Sujet : Re: OT: Re: Sieve of Erastosthenes optimized to the max
De : tr.17687 (at) *nospam* z991.linuxsc.com (Tim Rentsch)
Groupes : comp.lang.c++Date : 26. Aug 2024, 20:47:56
Autres entêtes
Organisation : A noiseless patient Spider
Message-ID : <86r0ab3w2b.fsf@linuxsc.com>
References : 1 2 3 4 5 6 7 8 9 10 11 12 13 14 15 16 17 18 19 20 21
User-Agent : Gnus/5.11 (Gnus v5.11) Emacs/22.4 (gnu/linux)
Vir Campestris <
vir.campestris@invalid.invalid> writes:
On 16/08/2024 18:35, Bonita Montero wrote:
>
But basically I don't think it is a good idea to skip numbers
exept multiples of two. [...]
>
I've been running some experiments.
>
Skipping evens only is nice and simple on computation; that's
good.
>
Skipping something else requires table lookups. [...]
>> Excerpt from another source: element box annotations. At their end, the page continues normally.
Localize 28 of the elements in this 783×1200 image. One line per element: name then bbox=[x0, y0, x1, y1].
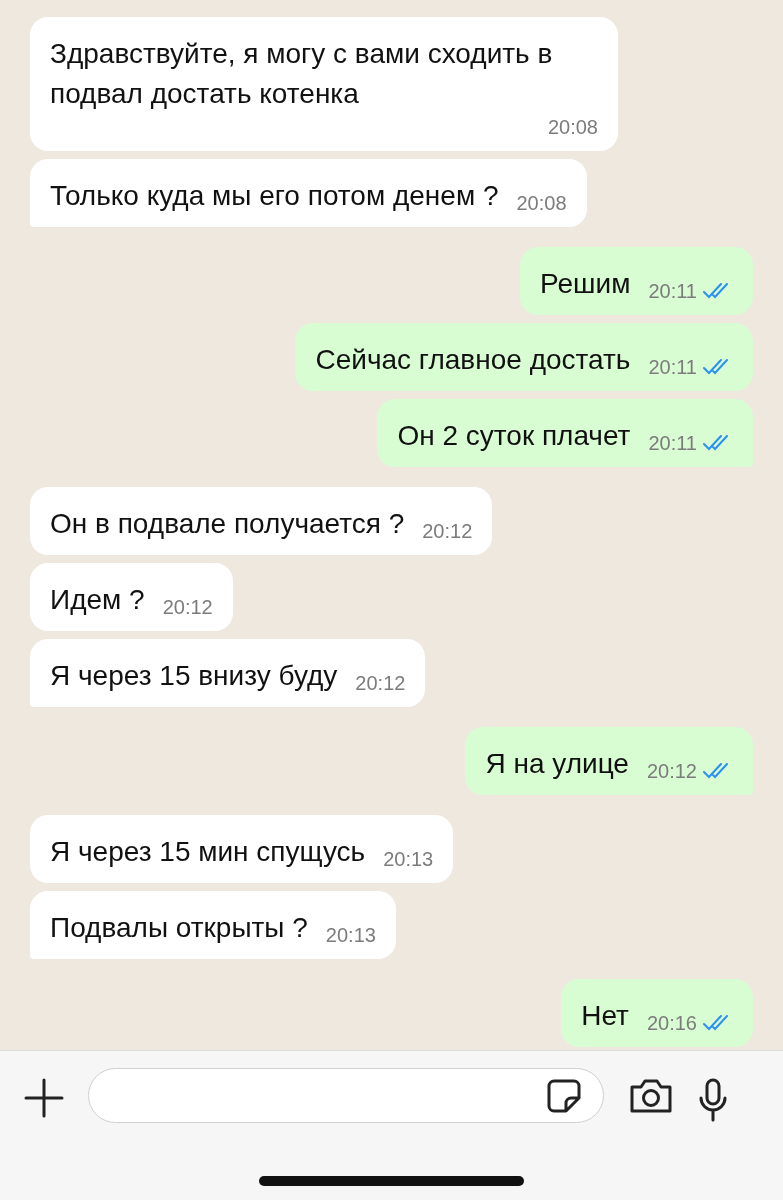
message-time: 20:16 bbox=[646, 1011, 697, 1036]
message-text: Идем ? bbox=[50, 583, 145, 617]
message-text: Решим bbox=[540, 267, 631, 301]
message-time: 20:12 bbox=[422, 519, 473, 544]
message-time: 20:11 bbox=[648, 431, 697, 456]
message-time: 20:08 bbox=[516, 191, 567, 216]
message-text: Он 2 суток плачет bbox=[397, 419, 631, 453]
message-time: 20:12 bbox=[646, 759, 697, 784]
message-time: 20:11 bbox=[648, 355, 697, 380]
message-text: Я через 15 внизу буду bbox=[50, 659, 338, 693]
message-time: 20:13 bbox=[325, 923, 376, 948]
sticker-icon[interactable] bbox=[546, 1078, 582, 1114]
microphone-icon[interactable] bbox=[698, 1078, 728, 1122]
message-text: Подвалы открыты ? bbox=[50, 911, 308, 945]
message-text: Сейчас главное достать bbox=[315, 343, 631, 377]
message-text: Нет bbox=[581, 999, 629, 1033]
message-text: Я через 15 мин спущусь bbox=[50, 835, 366, 869]
message-text: Он в подвале получается ? bbox=[50, 507, 405, 541]
camera-icon[interactable] bbox=[628, 1078, 674, 1114]
message-text: Я на улице bbox=[485, 747, 629, 781]
message-time: 20:11 bbox=[648, 279, 697, 304]
message-time: 20:13 bbox=[383, 847, 434, 872]
plus-icon[interactable] bbox=[24, 1078, 64, 1118]
message-time: 20:12 bbox=[355, 671, 406, 696]
message-text: Здравствуйте, я могу с вами сходить в подвал достать котенка bbox=[50, 37, 554, 111]
message-time: 20:08 bbox=[547, 115, 598, 140]
message-time: 20:12 bbox=[162, 595, 213, 620]
message-text: Только куда мы его потом денем ? bbox=[50, 179, 499, 213]
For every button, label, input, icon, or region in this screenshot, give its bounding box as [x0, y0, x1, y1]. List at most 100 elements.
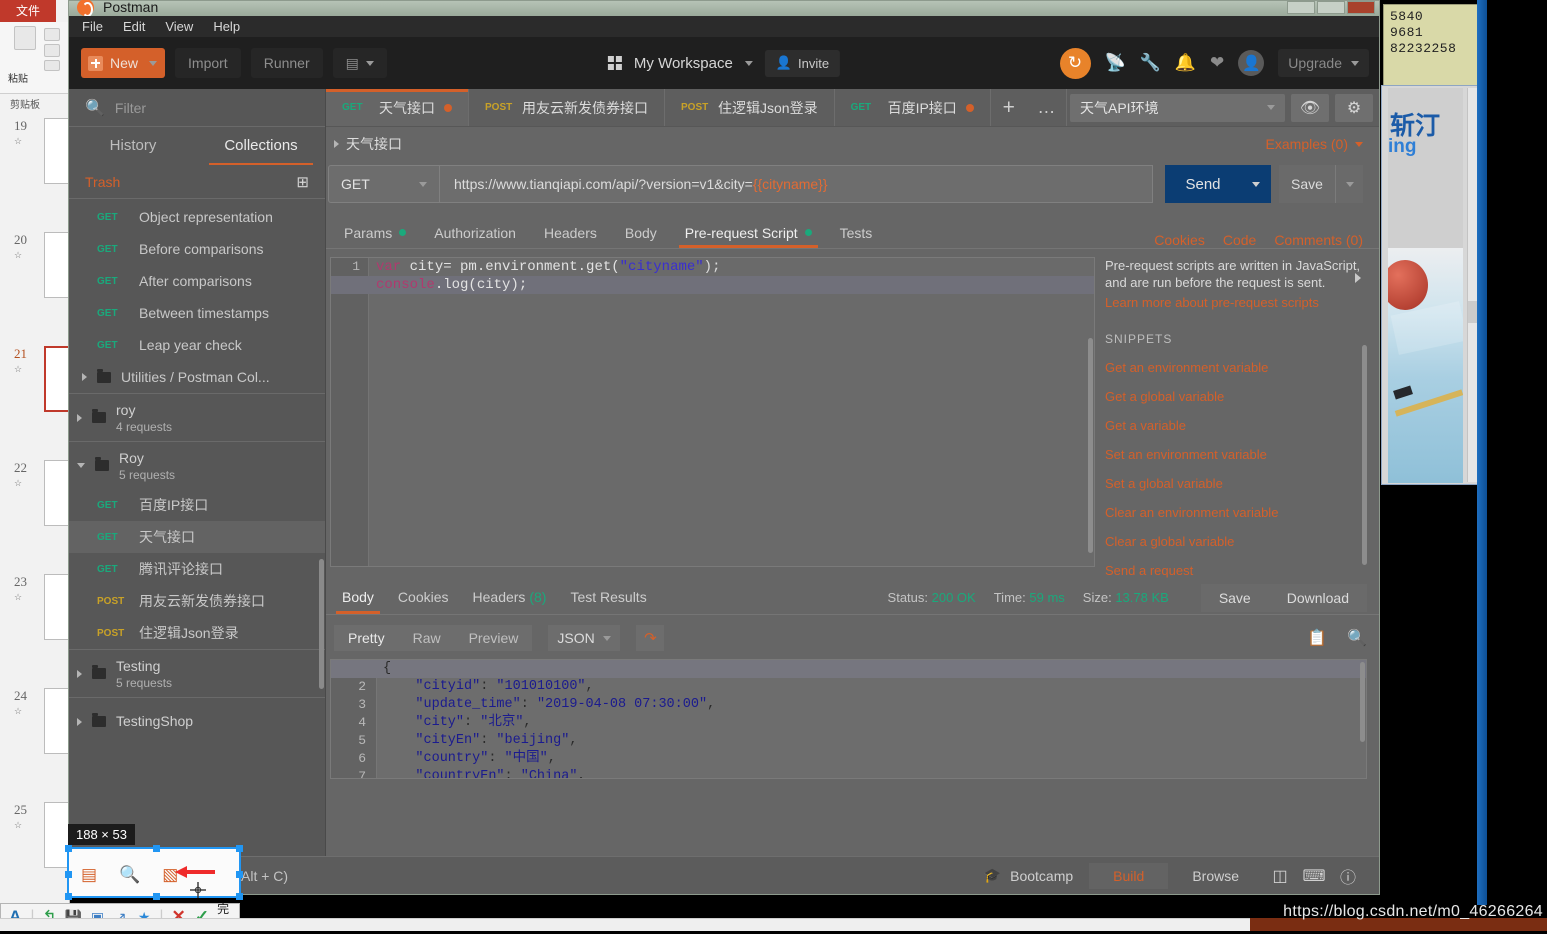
breadcrumb[interactable]: 天气接口: [334, 134, 402, 154]
chevron-right-icon[interactable]: [82, 373, 87, 381]
response-code[interactable]: { "cityid": "101010100", "update_time": …: [383, 660, 1366, 779]
request-list-item[interactable]: GETBetween timestamps: [69, 297, 325, 329]
slide-preview[interactable]: [44, 460, 70, 526]
meta-link-comments-[interactable]: Comments (0): [1274, 232, 1363, 248]
save-options-button[interactable]: [1335, 165, 1363, 203]
snippet-item[interactable]: Send a request: [1105, 563, 1367, 578]
filter-row[interactable]: 🔍 Filter: [69, 89, 325, 127]
collection-list-item[interactable]: Roy5 requests: [69, 441, 325, 489]
response-tab-headers[interactable]: Headers (8): [461, 581, 559, 614]
paste-icon[interactable]: [14, 26, 36, 50]
filter-input[interactable]: Filter: [115, 100, 146, 116]
collection-list-item[interactable]: Testing5 requests: [69, 649, 325, 697]
open-request-tab[interactable]: GET百度IP接口: [835, 89, 991, 126]
bell-icon[interactable]: 🔔: [1175, 53, 1196, 73]
eye-icon[interactable]: 👁: [1291, 94, 1329, 122]
disclosure-triangle-icon[interactable]: [77, 414, 82, 422]
ppt-slide-thumbnail[interactable]: 19☆: [0, 118, 70, 223]
request-list-item[interactable]: GET百度IP接口: [69, 489, 325, 521]
tab-overflow-button[interactable]: …: [1027, 89, 1067, 126]
new-window-button[interactable]: ▤: [333, 48, 387, 78]
open-request-tab[interactable]: POST住逻辑Json登录: [665, 89, 835, 126]
satellite-icon[interactable]: 📡: [1105, 53, 1126, 73]
new-tab-button[interactable]: +: [991, 89, 1027, 126]
menu-help[interactable]: Help: [210, 19, 243, 34]
open-request-tab[interactable]: POST用友云新发债券接口: [469, 89, 665, 126]
snippets-scrollbar[interactable]: [1362, 345, 1367, 565]
download-response-button[interactable]: Download: [1269, 584, 1367, 612]
format-tab-group[interactable]: PrettyRawPreview: [334, 625, 532, 651]
response-tab-body[interactable]: Body: [330, 581, 386, 614]
magnifier-icon[interactable]: 🔍: [119, 865, 140, 885]
sidebar-scrollbar[interactable]: [319, 559, 324, 689]
panel-icon[interactable]: ▤: [81, 865, 97, 885]
menu-bar[interactable]: File Edit View Help: [69, 16, 1379, 37]
close-button[interactable]: [1347, 1, 1375, 14]
ppt-slide-thumbnail[interactable]: 21☆: [0, 346, 70, 451]
format-tab-pretty[interactable]: Pretty: [334, 625, 399, 651]
snippet-item[interactable]: Get a global variable: [1105, 389, 1367, 404]
menu-view[interactable]: View: [162, 19, 196, 34]
snippet-item[interactable]: Set an environment variable: [1105, 447, 1367, 462]
meta-link-cookies[interactable]: Cookies: [1154, 232, 1205, 248]
request-tab-body[interactable]: Body: [611, 217, 671, 248]
chevron-right-icon[interactable]: [334, 140, 339, 148]
capture-handle-tr[interactable]: [236, 845, 243, 852]
request-list-item[interactable]: GETBefore comparisons: [69, 233, 325, 265]
editor-code[interactable]: var city= pm.environment.get("cityname")…: [376, 258, 1094, 294]
browse-tab[interactable]: Browse: [1168, 863, 1263, 889]
environment-select[interactable]: 天气API环境: [1070, 94, 1285, 122]
send-button[interactable]: Send: [1165, 165, 1241, 203]
wrap-lines-button[interactable]: ↷: [636, 625, 664, 651]
request-list-item[interactable]: GET天气接口: [69, 521, 325, 553]
slide-preview[interactable]: [44, 232, 70, 298]
trash-label[interactable]: Trash: [85, 174, 120, 190]
format-tab-raw[interactable]: Raw: [399, 625, 455, 651]
collections-list[interactable]: GETObject representationGETBefore compar…: [69, 201, 325, 856]
response-tabs[interactable]: BodyCookiesHeaders (8)Test ResultsStatus…: [326, 581, 1379, 615]
collapse-panel-icon[interactable]: [1355, 273, 1361, 283]
maximize-button[interactable]: [1317, 1, 1345, 14]
request-list-item[interactable]: GET腾讯评论接口: [69, 553, 325, 585]
editor-scrollbar[interactable]: [1088, 338, 1093, 553]
sidebar-tab-history[interactable]: History: [69, 127, 197, 165]
format-tab-preview[interactable]: Preview: [455, 625, 533, 651]
gear-icon[interactable]: ⚙: [1335, 94, 1373, 122]
ppt-slide-thumbnail[interactable]: 24☆: [0, 688, 70, 793]
slide-preview[interactable]: [44, 688, 70, 754]
folder-list-item[interactable]: Utilities / Postman Col...: [69, 361, 325, 393]
avatar[interactable]: 👤: [1238, 50, 1264, 76]
bootcamp-button[interactable]: 🎓 Bootcamp: [968, 867, 1089, 884]
request-tab-authorization[interactable]: Authorization: [420, 217, 530, 248]
url-input[interactable]: https://www.tianqiapi.com/api/?version=v…: [440, 165, 1153, 203]
runner-button[interactable]: Runner: [251, 48, 323, 78]
import-button[interactable]: Import: [175, 48, 241, 78]
ppt-slide-thumbnail[interactable]: 22☆: [0, 460, 70, 565]
capture-handle-tl[interactable]: [65, 845, 72, 852]
two-pane-layout-icon[interactable]: ◫: [1263, 866, 1297, 886]
method-select[interactable]: GET: [328, 165, 440, 203]
invite-button[interactable]: 👤 Invite: [765, 50, 840, 77]
menu-edit[interactable]: Edit: [120, 19, 148, 34]
examples-dropdown[interactable]: Examples (0): [1266, 136, 1363, 152]
copy-icon[interactable]: [44, 44, 60, 57]
trash-row[interactable]: Trash ⊞: [69, 165, 325, 199]
disclosure-triangle-icon[interactable]: [77, 463, 85, 468]
request-detail-tabs[interactable]: ParamsAuthorizationHeadersBodyPre-reques…: [326, 217, 1379, 249]
help-icon[interactable]: ⓘ: [1331, 864, 1365, 888]
collection-list-item[interactable]: TestingShop: [69, 697, 325, 745]
menu-file[interactable]: File: [79, 19, 106, 34]
cut-icon[interactable]: [44, 28, 60, 41]
build-tab[interactable]: Build: [1089, 863, 1168, 889]
prerequest-script-editor[interactable]: 12 var city= pm.environment.get("citynam…: [330, 257, 1095, 567]
learn-more-link[interactable]: Learn more about pre-request scripts: [1105, 295, 1367, 310]
minimize-button[interactable]: [1287, 1, 1315, 14]
snippet-item[interactable]: Clear a global variable: [1105, 534, 1367, 549]
capture-handle-tc[interactable]: [153, 845, 160, 852]
sidebar-tabs[interactable]: HistoryCollections: [69, 127, 325, 165]
snippet-item[interactable]: Set a global variable: [1105, 476, 1367, 491]
ppt-slide-thumbnail[interactable]: 23☆: [0, 574, 70, 679]
upgrade-button[interactable]: Upgrade: [1278, 49, 1369, 77]
save-response-button[interactable]: Save: [1201, 584, 1269, 612]
request-tab-tests[interactable]: Tests: [826, 217, 887, 248]
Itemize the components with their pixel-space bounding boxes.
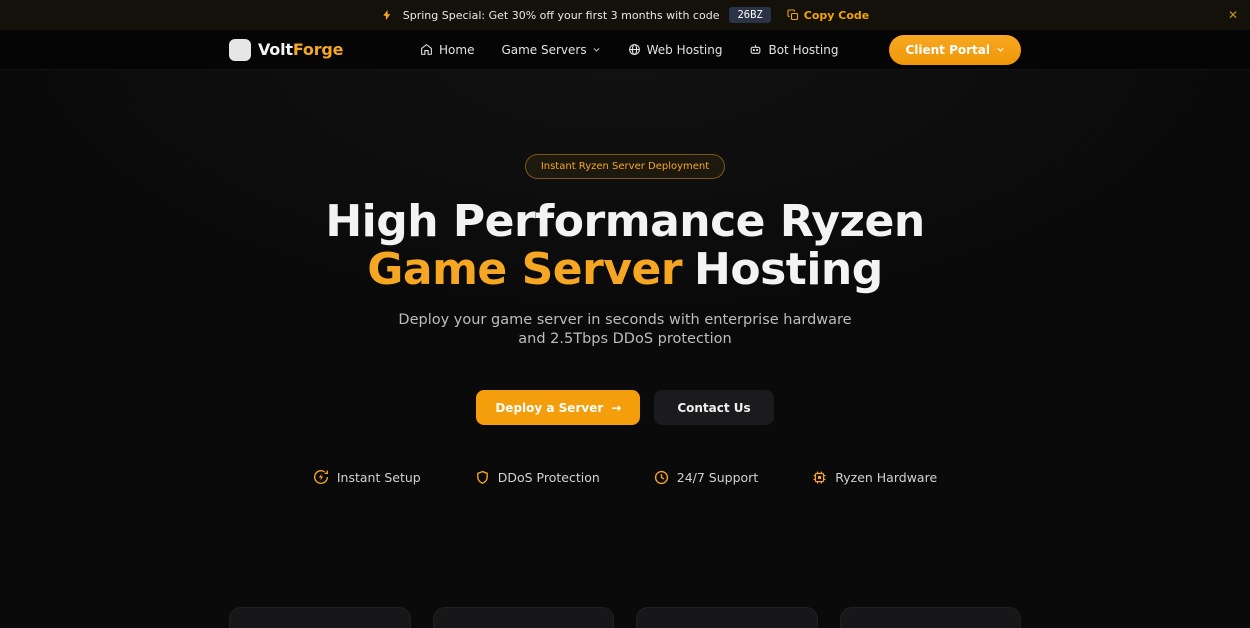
feature-label: Ryzen Hardware bbox=[835, 470, 937, 485]
copy-icon bbox=[787, 9, 799, 21]
bot-icon bbox=[749, 43, 762, 56]
feature-label: 24/7 Support bbox=[677, 470, 758, 485]
home-icon bbox=[420, 43, 433, 56]
page-title: High Performance Ryzen Game ServerHostin… bbox=[0, 198, 1250, 294]
feature-row: Instant Setup DDoS Protection 24/7 Suppo… bbox=[0, 469, 1250, 485]
clock-icon bbox=[654, 470, 669, 485]
client-portal-label: Client Portal bbox=[905, 43, 990, 57]
nav-item-game-servers[interactable]: Game Servers bbox=[501, 43, 600, 57]
brand-name[interactable]: VoltForge bbox=[258, 40, 343, 59]
hero-badge: Instant Ryzen Server Deployment bbox=[525, 154, 725, 179]
brand-volt: Volt bbox=[258, 40, 293, 59]
title-accent: Game Server bbox=[367, 244, 682, 295]
instant-icon bbox=[313, 469, 329, 485]
banner-close-button[interactable]: ✕ bbox=[1228, 9, 1238, 21]
hero-subtitle: Deploy your game server in seconds with … bbox=[385, 311, 865, 349]
title-line1: High Performance Ryzen bbox=[325, 196, 924, 247]
client-portal-button[interactable]: Client Portal bbox=[889, 35, 1021, 65]
nav-item-label: Bot Hosting bbox=[768, 43, 838, 57]
stat-card-players: 500K+ bbox=[433, 607, 615, 628]
nav-item-label: Game Servers bbox=[501, 43, 586, 57]
deploy-server-button[interactable]: Deploy a Server → bbox=[476, 390, 640, 425]
shield-icon bbox=[475, 470, 490, 485]
copy-code-button[interactable]: Copy Code bbox=[787, 9, 869, 22]
feature-support: 24/7 Support bbox=[654, 469, 758, 485]
nav-item-label: Web Hosting bbox=[647, 43, 723, 57]
cta-row: Deploy a Server → Contact Us bbox=[0, 390, 1250, 425]
chevron-down-icon bbox=[592, 45, 601, 54]
nav-links: Home Game Servers Web Hosting Bot Hostin… bbox=[420, 35, 1021, 65]
arrow-right-icon: → bbox=[611, 401, 621, 415]
promo-code: 26BZ bbox=[729, 7, 770, 23]
brand-forge: Forge bbox=[293, 40, 343, 59]
title-line2-rest: Hosting bbox=[694, 244, 883, 295]
feature-label: DDoS Protection bbox=[498, 470, 600, 485]
promo-banner: Spring Special: Get 30% off your first 3… bbox=[0, 0, 1250, 30]
hero-section: Instant Ryzen Server Deployment High Per… bbox=[0, 70, 1250, 485]
promo-text: Spring Special: Get 30% off your first 3… bbox=[403, 9, 720, 22]
copy-code-label: Copy Code bbox=[804, 9, 869, 22]
nav-item-home[interactable]: Home bbox=[420, 43, 474, 57]
contact-us-button[interactable]: Contact Us bbox=[654, 390, 773, 425]
deploy-server-label: Deploy a Server bbox=[495, 401, 603, 415]
nav-item-web-hosting[interactable]: Web Hosting bbox=[628, 43, 723, 57]
stat-card-response: <1 Hour bbox=[840, 607, 1022, 628]
feature-ryzen-hardware: Ryzen Hardware bbox=[812, 469, 937, 485]
navbar: VoltForge Home Game Servers Web Hosting bbox=[0, 30, 1250, 70]
feature-instant-setup: Instant Setup bbox=[313, 469, 421, 485]
nav-item-label: Home bbox=[439, 43, 474, 57]
bolt-icon bbox=[381, 9, 393, 21]
brand-logo[interactable] bbox=[229, 39, 251, 61]
feature-label: Instant Setup bbox=[337, 470, 421, 485]
stat-card-uptime: 99.9% bbox=[636, 607, 818, 628]
globe-icon bbox=[628, 43, 641, 56]
stats-row: 5,000+ 500K+ 99.9% <1 Hour bbox=[229, 607, 1021, 628]
cpu-icon bbox=[812, 470, 827, 485]
stat-card-servers: 5,000+ bbox=[229, 607, 411, 628]
chevron-down-icon bbox=[996, 45, 1005, 54]
nav-item-bot-hosting[interactable]: Bot Hosting bbox=[749, 43, 838, 57]
feature-ddos-protection: DDoS Protection bbox=[475, 469, 600, 485]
It doesn't have to. One point of the code I've been posting is
that table lookups, including mask productions, are eliminated;
everything gets optimized away so what's left is all compile-time
constants.
I'm happy with my algorithm:
- Work out a bitmask for some small primes, only as far as is
needed to get repeats (the repeat length is the product of the
primes)
- Work out bitmasks for the next half a dozen. Each of those will
have a repeat the length of the prime.
- Combine those together into the output bitmap. That requires
fewer operations than doing each one into the output bitmap
- Process the larger primes. Do the output bitmap in blocks for
cache friendliness
My experience:
* Special casing primes between 7 and 29 helps (and because it's
the first step the results can initialize the map);
* Special purpose code where primes are taken in pairs, for the
set of primes more than 29 and less than 360, with each pair
being folded into the initialized map, helps (incidentally,
that is 31 pairs, or 62 primes total);
* The combination of those two steps gives a saving of about 35%;
* Doing striping (the term I use for working in cache-sized
blocks) seems not to help much, so I don't use striping except
incidentally in the prime-pairs step;
* Forcing the function for the main second-level loop to be
inlined saves another 15% or so;
* I haven't tried to measure how the speed-up tricks scale with
overall number of primes to calculate. My guess is that they
are close to linear but I don't have any actual measurements.